Alternatively, Verified by Visa and Mastercard SecureCode come with preambles that can be used for this exact purpose.

Secondly, merchants could consider dropping the 3DS authentication for certain transactions where the conversion rate loss outweighs the benefit. Use a rules-based approach that takes into account the country, currency and value of the transaction. If the risk is deemed to be low based on these rules, bypassing the verification process could increase conversion rates. However, the 3DS protocol was invented to keep the customer’s money safe, so this step should be considered carefully.

Finally, when implementing 3DS, merchants have the choice of opening up the authentication on a new page or embedding the frame into the checkout process. Best practice suggests using frames inline with the merchants’ branding in the page URL, rather than that of the issuer bank. Research done by Visa shows this has a positive impact on authentication rates.


There is not just a single approach to implementing 3D Secure. The process will be different depending on the characteristics of the specific industry that merchants find themselves in. There are however guidelines that can make the process less daunting.

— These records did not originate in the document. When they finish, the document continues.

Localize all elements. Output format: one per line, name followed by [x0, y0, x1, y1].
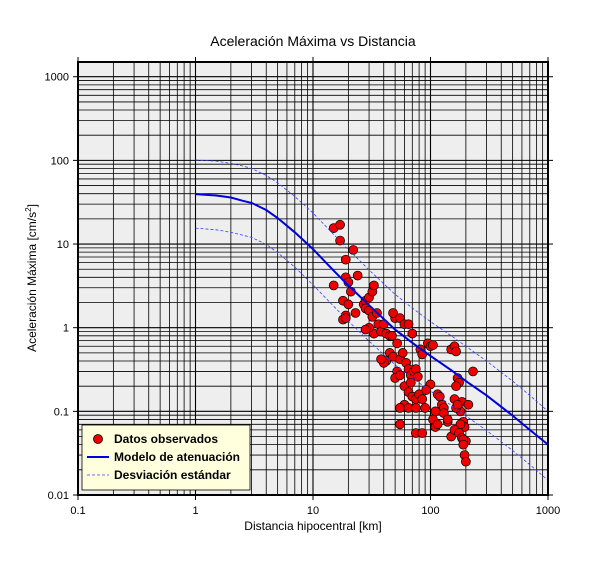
x-axis-title: Distancia hipocentral [km] — [244, 519, 381, 533]
data-point — [350, 308, 361, 318]
data-point — [417, 394, 428, 404]
data-point — [405, 377, 416, 388]
data-point — [458, 439, 469, 450]
data-point — [412, 371, 423, 382]
x-tick-label: 0.1 — [70, 505, 85, 517]
data-point — [421, 385, 432, 395]
data-point — [451, 346, 461, 357]
legend: Datos observados Modelo de atenuación De… — [81, 424, 251, 491]
y-axis-title-main: Aceleración Máxima [cm/s — [25, 212, 39, 352]
data-point — [428, 340, 438, 350]
data-point — [395, 403, 405, 413]
x-tick-label: 100 — [421, 505, 439, 517]
chart-title: Aceleración Máxima vs Distancia — [210, 33, 416, 49]
data-point — [417, 428, 428, 438]
series-layer — [195, 159, 549, 481]
data-point — [468, 366, 478, 377]
data-point — [343, 299, 354, 310]
data-point — [376, 354, 386, 365]
data-point — [420, 403, 430, 413]
data-point — [451, 381, 461, 392]
data-point — [461, 456, 471, 467]
legend-box — [81, 424, 251, 491]
data-point — [360, 324, 371, 335]
data-point — [392, 338, 402, 349]
y-tick-label: 0.1 — [54, 406, 69, 418]
data-point — [335, 219, 345, 230]
y-axis-title: Aceleración Máxima [cm/s2] — [24, 204, 39, 352]
model-line — [195, 193, 549, 446]
y-axis-title-sup: 2 — [24, 207, 33, 212]
data-point — [403, 319, 414, 330]
data-point — [388, 308, 398, 318]
data-point — [348, 245, 359, 255]
x-tick-label: 10 — [307, 505, 319, 517]
y-tick-label: 1 — [63, 323, 69, 335]
data-point — [442, 414, 453, 425]
data-point — [397, 348, 408, 358]
data-point — [410, 403, 421, 413]
std-dev-line — [195, 159, 549, 412]
data-point — [352, 270, 363, 281]
data-point — [432, 419, 443, 430]
data-point — [369, 280, 379, 291]
legend-label-model: Modelo de atenuación — [114, 450, 240, 464]
data-point — [395, 419, 405, 430]
data-point — [407, 328, 418, 339]
std-dev-line — [195, 227, 549, 481]
y-axis-title-tail: ] — [25, 204, 39, 207]
x-tick-label: 1 — [192, 505, 198, 517]
data-point — [340, 254, 351, 265]
data-point — [328, 280, 339, 291]
data-point — [395, 370, 405, 381]
data-point — [434, 391, 445, 402]
data-point — [452, 399, 463, 410]
y-tick-label: 10 — [57, 239, 69, 251]
data-point — [387, 330, 397, 341]
y-tick-label: 1000 — [45, 72, 69, 84]
legend-label-std: Desviación estándar — [114, 468, 231, 482]
x-tick-label: 1000 — [536, 505, 560, 517]
y-tick-label: 100 — [51, 155, 69, 167]
y-tick-label: 0.01 — [48, 490, 69, 502]
data-point — [463, 399, 474, 410]
grid — [78, 62, 548, 495]
legend-marker-observed — [93, 434, 103, 444]
legend-label-observed: Datos observados — [114, 432, 218, 446]
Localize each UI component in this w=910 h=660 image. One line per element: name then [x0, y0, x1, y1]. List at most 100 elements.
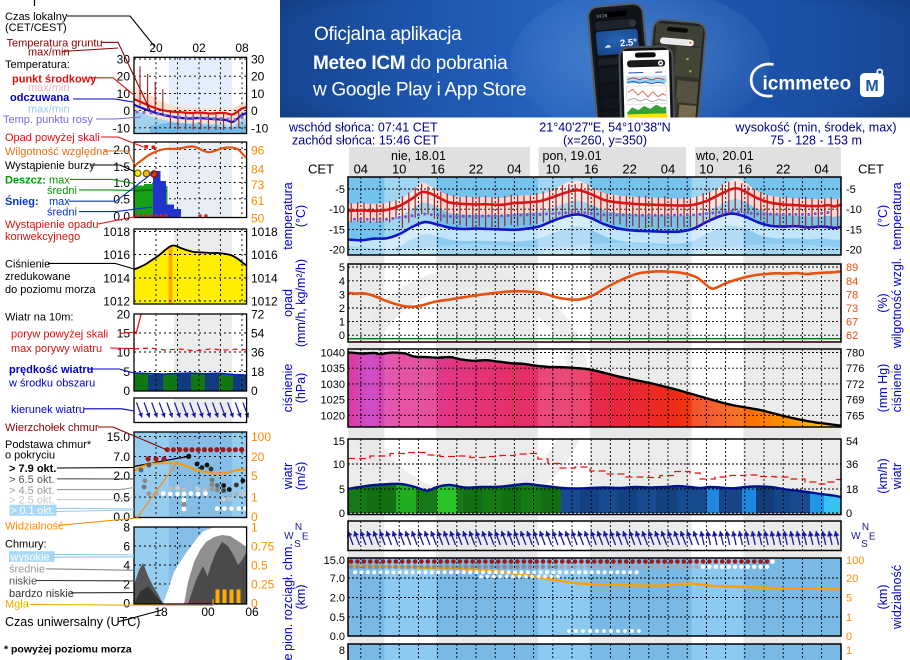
svg-text:20: 20: [251, 450, 265, 464]
svg-text:0: 0: [339, 330, 345, 342]
svg-text:0: 0: [123, 384, 130, 398]
svg-text:2: 2: [123, 578, 130, 592]
svg-text:73: 73: [846, 303, 858, 315]
svg-text:0.75: 0.75: [251, 540, 275, 554]
svg-text:S: S: [294, 539, 301, 550]
svg-text:* powyżej poziomu morza: * powyżej poziomu morza: [4, 644, 132, 656]
svg-text:Wiatr na 10m:: Wiatr na 10m:: [5, 312, 73, 324]
svg-text:1018: 1018: [251, 225, 278, 239]
svg-text:0: 0: [846, 631, 852, 643]
svg-text:10: 10: [392, 162, 406, 177]
svg-text:04: 04: [661, 162, 675, 177]
svg-text:1014: 1014: [103, 272, 130, 286]
svg-text:Wilgotność względna: Wilgotność względna: [5, 146, 109, 158]
svg-text:5: 5: [339, 262, 345, 274]
svg-text:14:26: 14:26: [596, 13, 608, 19]
svg-text:Temp. punktu rosy: Temp. punktu rosy: [3, 114, 93, 126]
svg-text:54: 54: [251, 327, 265, 341]
svg-text:icm: icm: [400, 338, 581, 455]
svg-text:-20: -20: [329, 245, 345, 257]
svg-text:16: 16: [738, 162, 752, 177]
svg-text:84: 84: [251, 162, 265, 176]
svg-text:04: 04: [507, 162, 521, 177]
svg-text:1040: 1040: [321, 348, 345, 360]
svg-text:5: 5: [846, 593, 852, 605]
svg-text:Temperatura gruntu: Temperatura gruntu: [7, 37, 103, 49]
svg-text:nie, 18.01: nie, 18.01: [391, 149, 446, 163]
svg-text:1: 1: [846, 612, 852, 624]
svg-text:-15: -15: [329, 224, 345, 236]
svg-text:temperatura: temperatura: [281, 182, 295, 249]
svg-text:(km/h): (km/h): [876, 458, 890, 493]
svg-text:20: 20: [251, 70, 265, 84]
svg-text:8: 8: [123, 521, 130, 535]
svg-text:1018: 1018: [103, 225, 130, 239]
svg-text:E: E: [869, 531, 876, 542]
svg-text:1: 1: [846, 645, 852, 657]
svg-text:21°40'27"E, 54°10'38"N: 21°40'27"E, 54°10'38"N: [539, 121, 670, 135]
svg-text:(km): (km): [294, 585, 308, 610]
svg-text:1.5: 1.5: [113, 160, 130, 174]
svg-text:776: 776: [846, 363, 864, 375]
svg-text:N: N: [862, 522, 869, 533]
svg-text:0.25: 0.25: [251, 578, 275, 592]
svg-text:niskie: niskie: [9, 576, 37, 588]
svg-text:S: S: [861, 539, 868, 550]
svg-text:50: 50: [251, 211, 265, 225]
svg-text:1: 1: [339, 317, 345, 329]
svg-text:3: 3: [339, 289, 345, 301]
svg-text:1: 1: [251, 521, 258, 535]
svg-text:do poziomu morza: do poziomu morza: [5, 284, 96, 296]
svg-text:> 4.5 okt.: > 4.5 okt.: [9, 485, 55, 497]
svg-text:1012: 1012: [103, 295, 130, 309]
svg-text:wschód słońca: 07:41 CET: wschód słońca: 07:41 CET: [288, 121, 438, 135]
svg-text:2: 2: [339, 303, 345, 315]
svg-text:100: 100: [846, 555, 864, 567]
svg-text:772: 772: [846, 379, 864, 391]
svg-text:wiatr: wiatr: [281, 463, 295, 490]
svg-text:62: 62: [846, 330, 858, 342]
svg-text:0.5: 0.5: [113, 192, 130, 206]
svg-text:opad: opad: [281, 289, 295, 317]
svg-text:1035: 1035: [321, 363, 345, 375]
svg-text:(x=260, y=350): (x=260, y=350): [563, 134, 647, 148]
svg-text:wilgotność wzgl.: wilgotność wzgl.: [890, 258, 904, 349]
svg-text:54: 54: [846, 436, 858, 448]
svg-text:0: 0: [251, 510, 258, 524]
svg-text:W: W: [851, 531, 861, 542]
svg-text:4: 4: [123, 559, 130, 573]
svg-text:2.0: 2.0: [113, 143, 130, 157]
svg-text:10: 10: [333, 459, 345, 471]
svg-text:18: 18: [154, 605, 168, 619]
svg-text:22: 22: [469, 162, 483, 177]
svg-text:temperatura: temperatura: [890, 182, 904, 249]
svg-text:22: 22: [776, 162, 790, 177]
svg-text:Opad powyżej skali: Opad powyżej skali: [5, 132, 100, 144]
svg-text:61: 61: [251, 194, 265, 208]
svg-text:w Google Play i App Store: w Google Play i App Store: [312, 79, 526, 100]
svg-text:1: 1: [251, 491, 258, 505]
svg-text:Podstawa chmur*: Podstawa chmur*: [5, 439, 92, 451]
svg-text:średnie: średnie: [9, 563, 45, 575]
svg-text:1014: 1014: [251, 272, 278, 286]
svg-text:4: 4: [339, 276, 345, 288]
svg-text:Wystąpienie burzy: Wystąpienie burzy: [5, 160, 95, 172]
svg-text:max/min: max/min: [28, 103, 70, 115]
svg-text:72: 72: [251, 308, 265, 322]
svg-text:(°C): (°C): [876, 205, 890, 227]
svg-text:CET: CET: [308, 162, 334, 177]
svg-text:(CET/CEST): (CET/CEST): [5, 22, 67, 34]
svg-text:0.0: 0.0: [113, 510, 130, 524]
svg-text:Deszcz:: Deszcz:: [5, 174, 46, 186]
svg-text:(hPa): (hPa): [294, 373, 308, 404]
svg-text:ciśnienie: ciśnienie: [281, 364, 295, 413]
svg-text:wysokość (min, środek, max): wysokość (min, środek, max): [734, 121, 896, 135]
svg-text:0: 0: [339, 508, 345, 520]
svg-text:75 - 128 - 153 m: 75 - 128 - 153 m: [770, 134, 862, 148]
svg-text:15.0: 15.0: [107, 430, 131, 444]
svg-text:10: 10: [117, 346, 131, 360]
svg-text:średni: średni: [47, 185, 77, 197]
svg-text:0: 0: [251, 384, 258, 398]
svg-text:36: 36: [251, 346, 265, 360]
svg-text:Czas uniwersalny (UTC): Czas uniwersalny (UTC): [5, 615, 140, 629]
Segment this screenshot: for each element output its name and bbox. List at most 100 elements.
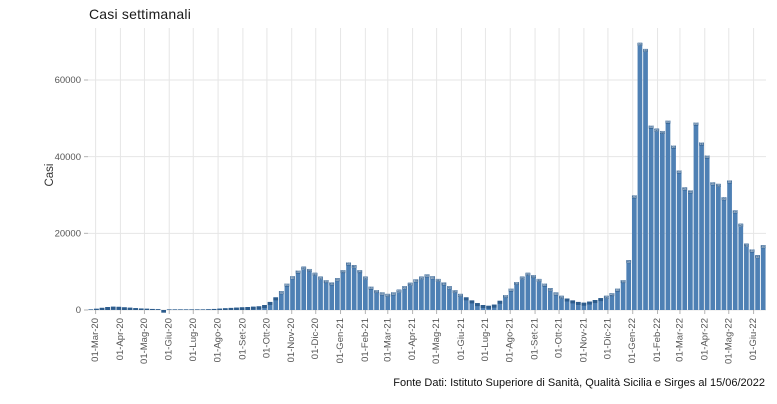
bar	[379, 292, 385, 310]
bar-cap	[323, 280, 329, 284]
bar-cap	[122, 307, 127, 310]
bar-cap	[559, 295, 564, 299]
bar-cap	[738, 223, 744, 227]
bar	[531, 275, 536, 310]
bar	[368, 286, 374, 310]
bar	[676, 170, 682, 310]
bar	[284, 283, 290, 310]
bar-cap	[615, 288, 620, 292]
bar-value-label: 40300	[705, 155, 709, 159]
bar-cap	[239, 307, 245, 310]
bar-value-label: 29900	[632, 195, 636, 199]
bar-cap	[458, 293, 463, 297]
bar	[626, 260, 632, 310]
bar-cap	[295, 270, 301, 274]
bar	[441, 282, 447, 310]
bar-cap	[587, 301, 592, 305]
bar-value-label: 10700	[307, 269, 311, 273]
bar-cap	[547, 288, 553, 292]
bar-cap	[631, 195, 637, 199]
bar-value-label: 48100	[649, 125, 653, 129]
bar-cap	[676, 170, 682, 174]
bar-cap	[609, 293, 615, 297]
bar-value-label: 3900	[503, 295, 507, 299]
bar-cap	[536, 278, 542, 282]
bar	[290, 276, 295, 310]
bar-value-label: 8100	[537, 279, 541, 283]
bar-value-label: 16900	[761, 245, 765, 249]
bar-cap	[491, 304, 497, 308]
x-tick-label: 01-Mag-21	[431, 318, 442, 364]
bar	[267, 301, 273, 310]
bar-cap	[166, 309, 172, 310]
bar-value-label: 29400	[722, 197, 726, 201]
bar	[396, 289, 402, 310]
bar-value-label: 8700	[419, 276, 423, 280]
x-tick-label: 01-Nov-20	[286, 318, 297, 362]
bar-value-label: 8100	[436, 279, 440, 283]
bar-cap	[178, 309, 183, 310]
bar-value-label: 9100	[532, 275, 536, 279]
bar-cap	[94, 308, 99, 310]
bar-cap	[654, 128, 660, 132]
bar-cap	[503, 295, 508, 299]
bar	[318, 276, 323, 310]
bar	[699, 142, 704, 310]
bar-cap	[172, 309, 178, 310]
bar-cap	[278, 291, 284, 295]
x-tick-label: 01-Apr-20	[115, 318, 126, 360]
bar	[704, 155, 710, 310]
bar-cap	[413, 279, 419, 283]
bar-cap	[133, 308, 138, 310]
bar	[631, 195, 637, 310]
bar	[727, 180, 732, 310]
bar-value-label: 5600	[509, 288, 513, 292]
bar-cap	[312, 272, 318, 276]
bar-cap	[340, 270, 346, 274]
bar	[273, 297, 279, 310]
bar-cap	[603, 295, 609, 299]
bar-value-label: 4900	[279, 291, 283, 295]
bar	[374, 290, 379, 310]
bar-value-label: 3700	[560, 295, 564, 299]
bar-cap	[665, 120, 671, 124]
bar-cap	[430, 276, 435, 280]
bar	[357, 270, 363, 310]
bar-cap	[575, 301, 581, 305]
bar-cap	[189, 309, 195, 310]
bar-cap	[598, 298, 604, 302]
bar-value-label: 9300	[425, 274, 429, 278]
bar-cap	[486, 305, 491, 309]
bar-value-label: 4200	[386, 294, 390, 298]
bar-cap	[374, 290, 379, 294]
bar	[547, 288, 553, 310]
bar	[458, 293, 463, 310]
x-tick-label: 01-Mag-20	[139, 318, 150, 364]
bar-value-label: 31200	[688, 190, 692, 194]
bar	[306, 268, 312, 310]
bar-cap	[329, 282, 335, 286]
bar-cap	[693, 122, 699, 126]
bar-cap	[659, 130, 665, 134]
bar	[508, 288, 514, 310]
bar	[587, 301, 592, 310]
bar-value-label: 6900	[285, 283, 289, 287]
bar	[665, 120, 671, 310]
bar	[609, 293, 615, 310]
x-tick-label: 01-Set-21	[530, 318, 541, 360]
bar-cap	[217, 308, 223, 310]
bar	[755, 255, 760, 310]
x-tick-label: 01-Mar-21	[382, 318, 393, 362]
bar-cap	[749, 249, 755, 253]
bar-cap	[419, 276, 424, 280]
bar-cap	[570, 300, 576, 304]
bar	[738, 223, 744, 310]
bar-cap	[105, 307, 110, 310]
bar	[536, 278, 542, 310]
bar-cap	[222, 308, 228, 310]
chart-title: Casi settimanali	[89, 6, 192, 22]
bar-cap	[452, 290, 458, 294]
bar-value-label: 10400	[341, 270, 345, 274]
bar-value-label: 7800	[621, 280, 625, 284]
bar-value-label: 6200	[447, 286, 451, 290]
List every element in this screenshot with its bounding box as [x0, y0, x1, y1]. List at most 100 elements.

What is important for merchants to remember is that a strategy that works today might not be valid tomorrow, especially with the development of the 3DS 2.0 protocol. By choosing a customisable strategy that’s open for re-evaluation in the future, coupled with the support of a knowledgeable vendor, merchants can streamline their payment authentication solutions that will not only continue to protect their customers but also themselves against fraudulent transactions.